Another student walkout took place at an American high school, this time in support of a gay classmate who was allegedly harassed and bullied because of his sexuality.
Hundreds of students were seen walking out of Lee’s Summit High School in Missouri on Monday, October 4, demanding action regarding the treatment of classmate Danny Lillis.
According to Kansas City Star, since the start of the school year, Lillis and her friends have been intimidated by another group of students who regularly throw hateful food and slurs at them.
Lillis says he reported the incidents to school administrators at least four times, “crying, saying” I don’t feel safe “on several occasions. And nothing has changed.
“Whenever this has happened, our kids have gone to student administration and reported it,” said Melanie Davies, mother of one of Lillis’ friends. “There is supposed to be a zero tolerance policy for harassment, but nobody is doing anything about it. They didn’t get the help they needed.
After weeks of harassment, Lillis and her friends finally confronted the bullies on Wednesday (October 29), which resulted in a physical altercation on the school grounds.
No teacher was present, the students themselves had to break up the fight; Lillis ended up with cuts and bruises on her face while Davies’ daughter had her nose broken.
School administrators responded by punishing all students the same, giving Lillis and her allied friends a five-day suspension as well as bullies – and that turned out to be the last straw.
“We decided to go out today to basically show a movement towards our school and an administration for the lack of action in the face of these repeated and multiple events that have happened to me and my friends,” said Lillis. KSHB 41.
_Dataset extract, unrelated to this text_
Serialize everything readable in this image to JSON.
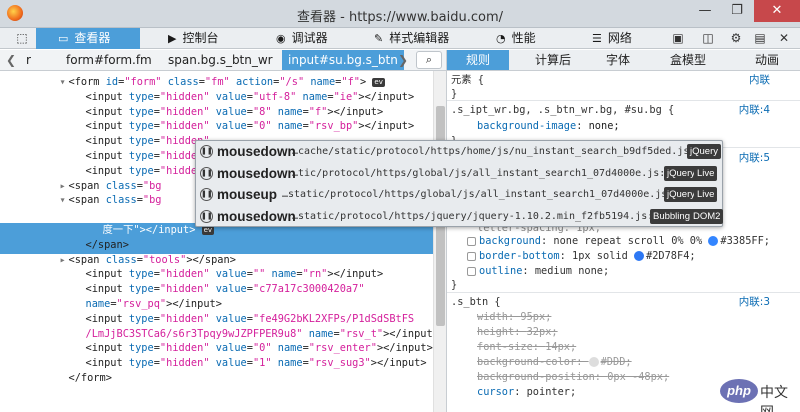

“I am terrified to put another foot in this school. Walk into a building where someone had just hit my friend and broke her nose because of this whole situation.
He was joined by crowds of fellow students who gathered outside the school campus, blasting horns and chanting, “We must be heard!
They were supported by a Change.org petition signed by more than 2,800 people, which asks high school administrators to apologize to Lillis and her friends for their suspension.
It also calls on officials to thoroughly investigate and respond to reports of harassment based on sexual orientation; enforce the school’s zero tolerance policy on bullying; and to apologize for “inflicting fear on all LGBTQ + students of LSHS regarding their physical and mental safety at school.”
In a statement to KSHB 41 On Monday morning, the school district said it supported the right of students to express their opinions.
“We support the right of our students to express their voices peacefully and communicate with students on the best ways we can support them,” a spokesperson said. “Lee’s Summit R-7 School District is committed to supporting and working with students to address their concerns with fairness, dignity and respect. “
The district added that everyone in the school community “deserves to feel safe and welcome” and that harassment or discrimination is strictly prohibited. An investigation is pending.
“District administrators will follow the policies and procedures of the education council as we determine the next steps,” they added. “In LSR7, it is a top priority to ensure an inclusive culture where students, staff and families are valued and treated with dignity.
Student walkouts hit schools where it hurts
The Lee’s Summit High School protest is the latest in a wave of student walkouts against anti-LGBT + hatred in the education system, and schools are finding them increasingly difficult to ignore.
Three LGBT + protests took place in September alone – one at Winterset High School in Iowa, another at MacArthur High School in Texas, and a third at Temple High School, also in Texas.
These walkouts are becoming more common, according to Frederick Heather, advocacy and education manager for Out Youth’s Texas Gay Straight Alliance – and they hit those responsible where it hurts.
“Schools are paid according to the number of students in the seats. And so if the students are not seated, it directly affects the income of the school, ”they explained to RoseNews.
“It comes down to how many students you have in the classroom on any given day, how many students you have graduated from, how many students you have passed the standardized test. All of these things have a direct bearing on the funding that schools receive.
“Students, much like unionized workers, are starting to realize that you have the power and the right to make these demands, especially for something like your safety and well-being in your classroom.”
Adding unfavorable media coverage has given students more leverage than ever before, and they are making sure their voices are heard.